Giustizia svenduta, il re del grano: «mi chiesero un milione per uscire dal carcere». Poi fu assolto

Nel 2006 l'allora pm Savasta ottenere dal gip Nardi l'arresto dell'imprenditore e dei suoi fratelli: furono tutti assolti

Giustizia svenduta, il re del grano: «mi chiesero un milione per uscire dal carcere»

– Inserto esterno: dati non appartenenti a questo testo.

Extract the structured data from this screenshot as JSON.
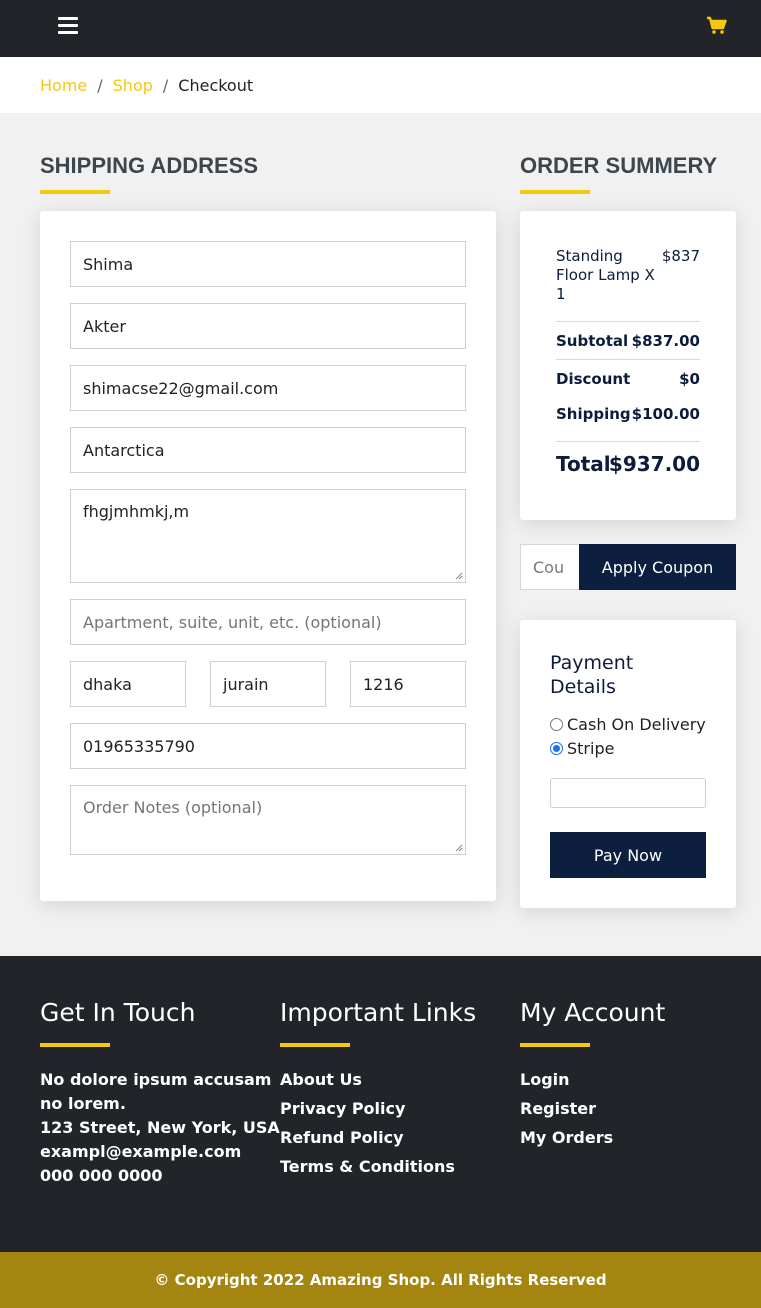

BARI - Un avvocato che «costava un milione di euro». Cioè 250mila euro per ciascuno dei quattro fratelli Casillo, finiti in carcere nel 2006 per la vicenda del grano contaminato dall’ocratossina. Una indagine enorme, condotta dall’ex pm di Trani Antonio Savasta e in cui gli arresti erano stati disposti dall’ex gip Michele Nardi, e conclusa sei anni dopo con l’assoluzione piena. Anche questa storia è finita tra le carte dell’inchiesta di Lecce su Nardi e Savasta. A raccontarla, in un verbale di febbraio, è Francesco Casillo, il re del grano, che ha ammesso di aver pagato non meno di 400mila euro per uscire dal carcere insieme ai suoi fratelli. E ha giurato di averlo saputo solo a cose fatte.

«ABBIAMO PAGATO»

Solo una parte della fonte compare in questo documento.